Bush’s statement is so off-key for someone in a leadership position that one is tempted to make excuses for it. What could the comment possibly mean that wouldn’t justify inspiring alarm in an American citizen? Perhaps the President is equating accountability with punishment, and is saying that having made the decision himself not to fire individuals who had made serious mistakes and miscalculations related to the Iraq conflict, the public had one final shot at firing them and their boss too, and passed on it.

OK…it certainly isn’t the most perceptive analysis of the election imaginable, or even a very coherent one, but at least it doesn’t mean that the President of the United States believes that those in power only face accountability at the ballot box, and the rest of time can make wrong, hasty, ill-considered or stupid decisions willy-nilly without personal or professional risk.

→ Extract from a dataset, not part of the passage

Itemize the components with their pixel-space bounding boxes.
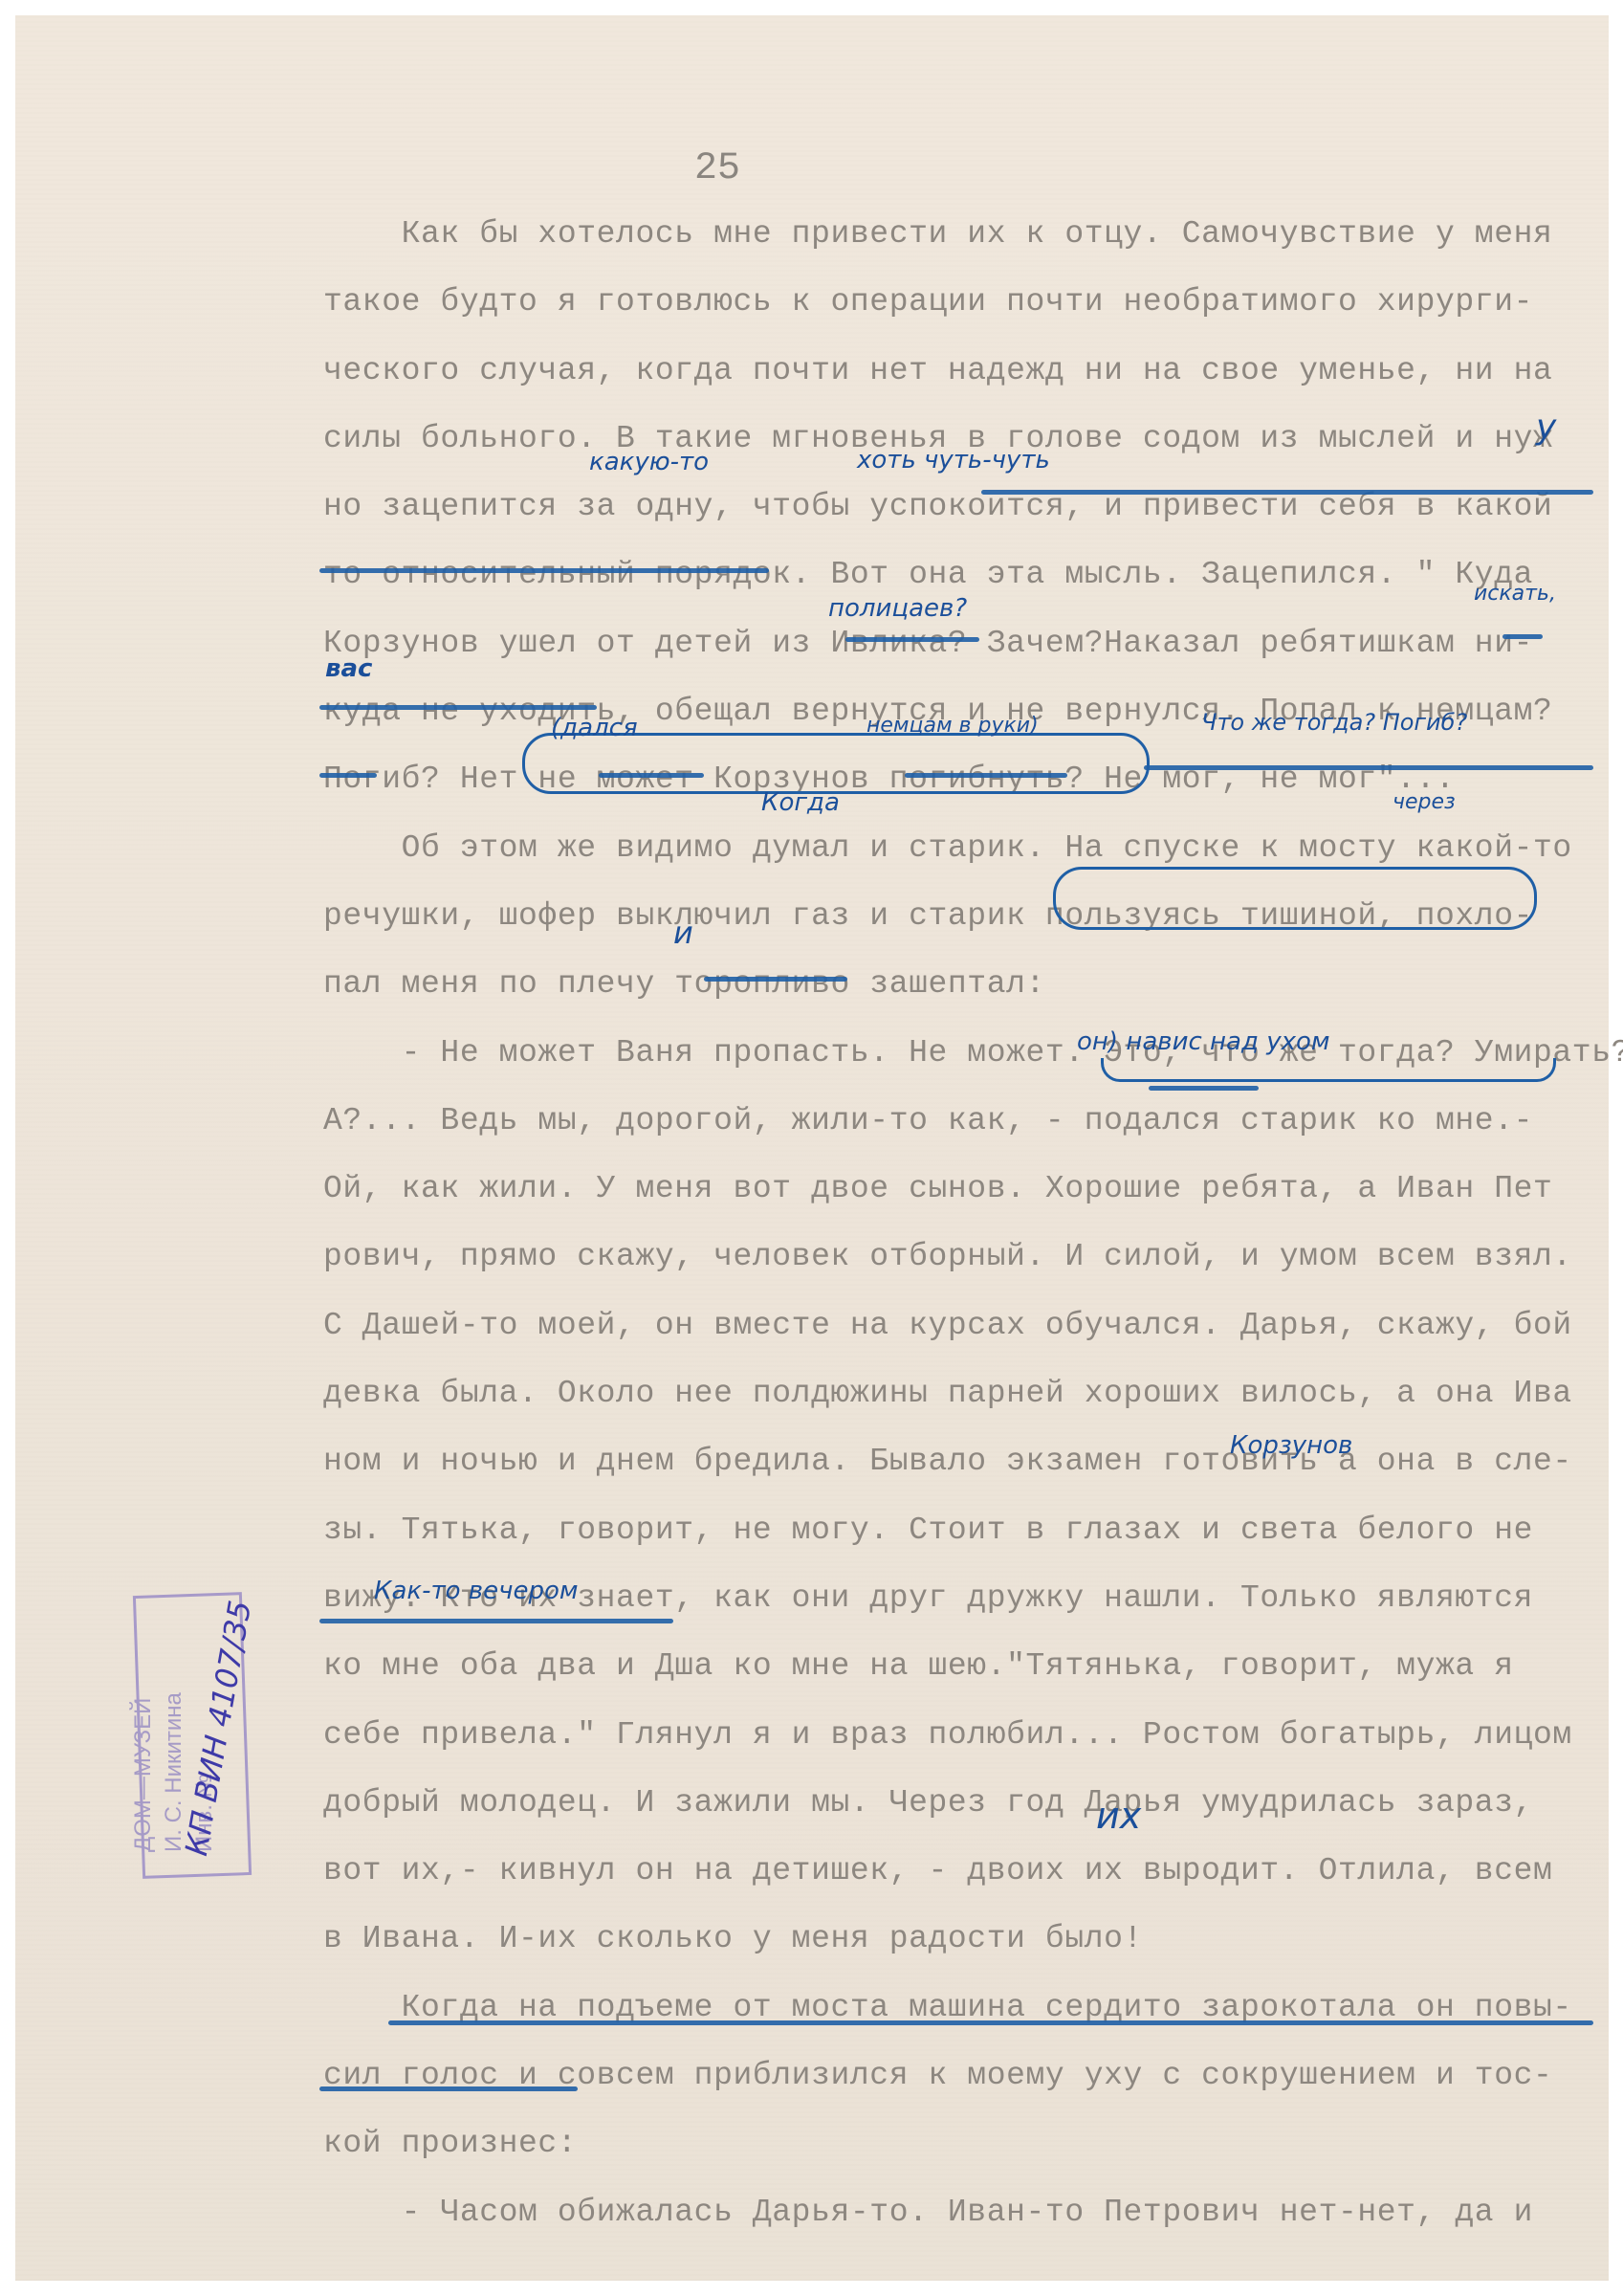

We must hope that at some level not revealed by leaks to Seymour Hersh, the President has subjected Donald Rumsfeld and the military high command to accountability for the prisoner abuse situation; that George Tenet did receive something more unpleasant than the Medal of Freedom for providing such miserable intelligence regarding Iraqi weapons; and that all of the other administration officials, appointees and staff-members who committed botches, indiscretions, blunders, misstatements, errors and outrages have had to face the music and acknowledge their failures internally. We know very few of them have been fired or forced to resign, but there are other ways of being held accountable.

We must hope, but we must also demand. Being put in a position of having to hope that one’s national leader is being characteristically inarticulate rather than expressing a chillingly irresponsible theory of governance is unacceptable. Mr. Bush, and everybody who works for him, had better see themselves as accountable if they are going to continue to work for us. For that is what trust, one of the cornerstones of ethics, is based upon…the belief that people will do the right thing on our behalf because that is their duty, not because we are in a position to punish them for doing otherwise. Democracy, and America’s representative system of government requires trust. Trust requires that leaders hold themselves accountable, election or not.

In a democratically elected government, the “moment of accountability” is always. There is ample precedent for us to conclude that President Bush’s statement to the Post was a verbal misfire of a half-baked thought. But if the President of the United States was really foreswearing accountability, the most rabid and vociferous Bush-bashers are owed sincere apologies from every quarter, and we are on notice that a rogue government has broken out in Washington.